Die Jury las und die Jury diskutierte. Sie freute sich und sie ärgerte sich über Texte. Über die, die in diesem Buch enthalten sind, freute sie sich auf jeden Fall, weil doch jede dieser Geschichten ihre eigene Antwort auf die Frage findet, was eine haarige Angelegenheit sein könnte.
Die Jury bestand aus Irene Diwiak (die den Wettbewerb im Vorjahr gewonnen hat), Jens Friebe, Gerhard Haderer, Eva Menasse und meiner Wenigkeit. Und ich darf sagen: Es hat uns großen Spaß gemacht. Es war kitzlig, knifflig, kompliziert und nicht einfach zu lösen, wir waren kritisch, manches war uns nicht geheuer, anderes war heikel, es war problematisch, aber nicht wirklich schwierig, vielleicht ein wenig diffizil, kurz vor Schluss verzwickt, am Ende aber konnten wir uns auf drei Preisträgertexte einigen – und ich in diesem Satz fast alle Synonyme des Wortes haarig, die der Duden vorschlägt, unterbringen.

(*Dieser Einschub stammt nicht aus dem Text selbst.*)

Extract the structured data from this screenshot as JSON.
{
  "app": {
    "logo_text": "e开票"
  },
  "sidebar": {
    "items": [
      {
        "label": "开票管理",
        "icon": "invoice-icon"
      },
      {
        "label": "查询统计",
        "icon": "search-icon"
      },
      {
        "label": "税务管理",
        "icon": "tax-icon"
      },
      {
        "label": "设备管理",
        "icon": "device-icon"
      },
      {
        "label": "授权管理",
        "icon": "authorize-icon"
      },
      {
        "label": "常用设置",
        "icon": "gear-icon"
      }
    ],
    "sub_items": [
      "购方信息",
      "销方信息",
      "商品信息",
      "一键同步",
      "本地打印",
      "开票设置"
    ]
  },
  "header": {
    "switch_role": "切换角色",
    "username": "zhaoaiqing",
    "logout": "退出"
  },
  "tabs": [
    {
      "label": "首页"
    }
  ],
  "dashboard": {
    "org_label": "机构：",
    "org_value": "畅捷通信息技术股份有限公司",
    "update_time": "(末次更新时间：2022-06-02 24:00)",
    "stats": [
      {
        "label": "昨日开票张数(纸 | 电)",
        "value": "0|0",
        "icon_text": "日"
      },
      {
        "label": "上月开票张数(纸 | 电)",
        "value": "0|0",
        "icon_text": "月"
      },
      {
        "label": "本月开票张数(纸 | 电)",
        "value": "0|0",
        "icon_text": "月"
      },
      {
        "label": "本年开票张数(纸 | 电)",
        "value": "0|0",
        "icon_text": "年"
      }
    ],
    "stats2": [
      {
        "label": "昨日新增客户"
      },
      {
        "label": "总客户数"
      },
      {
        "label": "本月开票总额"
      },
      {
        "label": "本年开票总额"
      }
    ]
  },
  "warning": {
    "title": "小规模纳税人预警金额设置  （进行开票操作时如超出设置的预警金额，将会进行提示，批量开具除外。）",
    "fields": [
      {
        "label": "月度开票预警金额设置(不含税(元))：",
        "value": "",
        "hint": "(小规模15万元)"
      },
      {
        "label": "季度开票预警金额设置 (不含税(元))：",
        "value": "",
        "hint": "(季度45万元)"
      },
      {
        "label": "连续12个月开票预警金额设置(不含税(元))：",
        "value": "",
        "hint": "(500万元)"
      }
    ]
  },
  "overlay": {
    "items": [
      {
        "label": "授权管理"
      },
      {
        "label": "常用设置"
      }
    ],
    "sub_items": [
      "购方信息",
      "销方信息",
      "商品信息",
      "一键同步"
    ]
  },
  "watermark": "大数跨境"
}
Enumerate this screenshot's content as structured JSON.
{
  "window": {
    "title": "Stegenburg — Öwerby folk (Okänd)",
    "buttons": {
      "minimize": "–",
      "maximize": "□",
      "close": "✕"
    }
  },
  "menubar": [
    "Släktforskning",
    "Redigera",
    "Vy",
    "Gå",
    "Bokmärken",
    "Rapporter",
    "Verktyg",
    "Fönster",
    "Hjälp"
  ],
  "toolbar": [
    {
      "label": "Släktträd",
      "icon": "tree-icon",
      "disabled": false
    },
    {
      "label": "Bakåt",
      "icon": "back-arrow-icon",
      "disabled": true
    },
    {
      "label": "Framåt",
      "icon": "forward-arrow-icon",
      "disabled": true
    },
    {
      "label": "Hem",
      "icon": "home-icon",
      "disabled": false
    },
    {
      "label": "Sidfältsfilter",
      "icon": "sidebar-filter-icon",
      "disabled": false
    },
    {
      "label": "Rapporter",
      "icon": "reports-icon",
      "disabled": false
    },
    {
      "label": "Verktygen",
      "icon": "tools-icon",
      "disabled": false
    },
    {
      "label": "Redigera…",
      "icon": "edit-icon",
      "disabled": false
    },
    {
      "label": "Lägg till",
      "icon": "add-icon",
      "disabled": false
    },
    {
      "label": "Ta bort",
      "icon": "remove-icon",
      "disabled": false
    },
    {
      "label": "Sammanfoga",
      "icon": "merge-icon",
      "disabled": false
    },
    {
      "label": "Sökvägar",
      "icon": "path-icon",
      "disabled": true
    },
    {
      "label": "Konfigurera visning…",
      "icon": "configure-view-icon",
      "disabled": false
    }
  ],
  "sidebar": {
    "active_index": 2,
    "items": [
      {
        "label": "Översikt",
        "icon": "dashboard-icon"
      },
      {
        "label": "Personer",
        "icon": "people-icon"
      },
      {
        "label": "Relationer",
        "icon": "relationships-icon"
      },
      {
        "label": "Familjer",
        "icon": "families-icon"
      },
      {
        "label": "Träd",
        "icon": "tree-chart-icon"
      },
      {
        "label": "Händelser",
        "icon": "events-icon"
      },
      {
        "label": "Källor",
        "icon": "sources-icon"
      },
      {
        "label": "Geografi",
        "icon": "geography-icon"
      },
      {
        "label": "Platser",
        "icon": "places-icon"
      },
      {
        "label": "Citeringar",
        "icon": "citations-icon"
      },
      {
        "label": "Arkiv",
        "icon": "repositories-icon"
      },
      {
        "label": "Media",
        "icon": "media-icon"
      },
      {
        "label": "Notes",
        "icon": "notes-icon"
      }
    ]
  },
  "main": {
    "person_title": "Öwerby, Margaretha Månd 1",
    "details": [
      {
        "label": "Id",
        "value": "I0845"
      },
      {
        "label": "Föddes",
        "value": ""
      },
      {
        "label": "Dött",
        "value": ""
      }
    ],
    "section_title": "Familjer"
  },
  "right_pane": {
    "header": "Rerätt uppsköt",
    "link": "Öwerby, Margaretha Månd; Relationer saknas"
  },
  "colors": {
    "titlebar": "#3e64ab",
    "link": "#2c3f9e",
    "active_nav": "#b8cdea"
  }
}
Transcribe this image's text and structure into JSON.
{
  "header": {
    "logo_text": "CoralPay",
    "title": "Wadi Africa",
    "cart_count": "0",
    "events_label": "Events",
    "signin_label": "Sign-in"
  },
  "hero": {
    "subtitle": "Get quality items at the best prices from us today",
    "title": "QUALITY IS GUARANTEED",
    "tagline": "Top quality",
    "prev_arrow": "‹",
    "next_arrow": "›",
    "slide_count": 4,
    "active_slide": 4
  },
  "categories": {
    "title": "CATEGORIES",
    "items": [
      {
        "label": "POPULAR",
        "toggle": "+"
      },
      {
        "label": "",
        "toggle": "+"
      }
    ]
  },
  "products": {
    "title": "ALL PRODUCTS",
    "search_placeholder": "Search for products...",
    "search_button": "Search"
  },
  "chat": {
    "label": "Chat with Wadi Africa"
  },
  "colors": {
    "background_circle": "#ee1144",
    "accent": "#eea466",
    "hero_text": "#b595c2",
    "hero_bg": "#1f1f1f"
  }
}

Schreiben ist ja eigentlich leicht – Autoren müssen bloß passende Wörter wählen und aneinanderfügen. Und damit unter Umständen (aber nicht unbedingt) etwas erzählen. Oft aber liegt in einem so verfassten Text dann ein Satz nicht richtig, ein anderer steht vielleicht störrisch ab, vielleicht ist die Geschichte nicht richtig durchgekämmt, schief geschnitten oder ihre Stränge sind eventuell nicht richtig verflochten. Geschichten und Frisuren haben einiges gemeinsam – und es kommt wohl nicht von ungefähr, dass so viele Friseure gute Geschichtenerzähler sind: sie sind es gewohnt, mit haarigen Situationen zurechtzukommen.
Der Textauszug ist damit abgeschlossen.